Telcos will lose $386 billion over next five years

By : |February 23, 2014 0

MELBOURNE, AUSTRALIA: New forecasts from Ovum indicate that telecoms operators will lose $386 billion between 2012 and 2018 from customers using over-the-top (OTT) VoIP solutions such as Skype and Microsoft Lync. These losses will mostly come from international call revenues, including roaming.

In new forecasts, the global analyst firm reveals that the consumer OTT VoIP market is thriving, with traffic expected to grow by a CAGR of 20 percent between 2012 and 2018, and to reach 1.7 trillion minutes in 2018.

This growth is being driven by improvements in the availability and speed of broadband networks; the growing sophistication, affordability, and capability of smartphones and computers; and the rise of social media. If the current trajectory is maintained, Ovum expects telcos to lose $63 billion in voice revenues in 2018 as customers use free OTT VoIP solutions.


“Unfortunately, telcos must learn to live with this reality; the use of VoIP will grow increasingly over the next five years to become the underlying technology for delivering voice over telecoms infrastructure,” says Emeka Obiodu, principal analyst at Ovum. “Blocking these services, entering into alliances, or trying to out-compete OTT players using services such as Joyn, are not going to stem the OTT VoIP tide. Instead, we encourage telcos to neutralize the price arbitrage that makes OTT VoIP services appealing.”
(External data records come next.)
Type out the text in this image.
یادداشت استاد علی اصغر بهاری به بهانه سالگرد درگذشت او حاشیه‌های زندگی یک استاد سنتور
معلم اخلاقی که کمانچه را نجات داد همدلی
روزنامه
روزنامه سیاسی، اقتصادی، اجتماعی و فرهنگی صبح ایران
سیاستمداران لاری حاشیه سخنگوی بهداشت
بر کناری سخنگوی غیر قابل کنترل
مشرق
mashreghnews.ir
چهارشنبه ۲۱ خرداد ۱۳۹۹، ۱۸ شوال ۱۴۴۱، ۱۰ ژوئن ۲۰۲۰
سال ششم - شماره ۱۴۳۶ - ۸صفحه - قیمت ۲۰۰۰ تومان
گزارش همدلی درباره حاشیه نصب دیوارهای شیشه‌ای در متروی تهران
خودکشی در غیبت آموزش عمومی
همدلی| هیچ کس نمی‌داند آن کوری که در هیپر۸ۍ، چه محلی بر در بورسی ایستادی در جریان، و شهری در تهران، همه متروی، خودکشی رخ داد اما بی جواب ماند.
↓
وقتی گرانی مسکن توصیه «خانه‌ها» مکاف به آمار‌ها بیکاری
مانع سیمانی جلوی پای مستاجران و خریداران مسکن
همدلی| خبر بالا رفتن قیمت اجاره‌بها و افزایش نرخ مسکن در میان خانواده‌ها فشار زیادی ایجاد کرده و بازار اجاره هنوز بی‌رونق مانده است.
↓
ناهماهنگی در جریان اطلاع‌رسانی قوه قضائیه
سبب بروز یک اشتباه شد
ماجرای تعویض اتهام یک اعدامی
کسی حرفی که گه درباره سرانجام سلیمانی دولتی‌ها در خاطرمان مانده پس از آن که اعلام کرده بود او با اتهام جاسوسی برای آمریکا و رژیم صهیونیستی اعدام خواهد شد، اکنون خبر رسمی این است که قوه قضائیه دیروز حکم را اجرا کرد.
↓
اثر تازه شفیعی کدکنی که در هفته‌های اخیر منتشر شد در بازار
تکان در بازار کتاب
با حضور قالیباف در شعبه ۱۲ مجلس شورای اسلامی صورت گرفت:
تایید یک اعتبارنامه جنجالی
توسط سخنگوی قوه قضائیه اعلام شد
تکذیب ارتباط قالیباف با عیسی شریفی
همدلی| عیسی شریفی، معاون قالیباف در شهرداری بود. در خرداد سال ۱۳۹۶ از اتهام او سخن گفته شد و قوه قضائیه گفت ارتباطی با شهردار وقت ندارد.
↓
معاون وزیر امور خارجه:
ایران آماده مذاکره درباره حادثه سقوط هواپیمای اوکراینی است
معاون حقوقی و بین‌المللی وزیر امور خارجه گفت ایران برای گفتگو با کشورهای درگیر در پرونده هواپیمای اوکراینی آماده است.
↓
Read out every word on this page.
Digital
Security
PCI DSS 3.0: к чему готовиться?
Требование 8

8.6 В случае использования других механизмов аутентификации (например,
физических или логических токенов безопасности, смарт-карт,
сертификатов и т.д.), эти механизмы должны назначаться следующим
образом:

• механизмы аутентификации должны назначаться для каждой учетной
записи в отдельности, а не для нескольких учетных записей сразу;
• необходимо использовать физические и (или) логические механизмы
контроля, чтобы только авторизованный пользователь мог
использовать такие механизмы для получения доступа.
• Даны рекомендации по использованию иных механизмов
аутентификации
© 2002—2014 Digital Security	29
In North America, where they already offer unlimited/abundance voice bundles, telcos have been able to secure their revenues while leaving customers to use whatever VoIP service they want. Western Europe and developed Asia will all lose revenues for VoIP calls that originate from their fixed broadband infrastructure.

“While these early initiatives have been for postpaid customers, Optimus Portugal’s WTF tariff has extended the unlimited voice bundle plan to prepaid customers. This is a trend we expect to spread through the telecoms market as telcos adjust their pricing strategies to charge for metered data rather than metered voice,” explains Obiodu.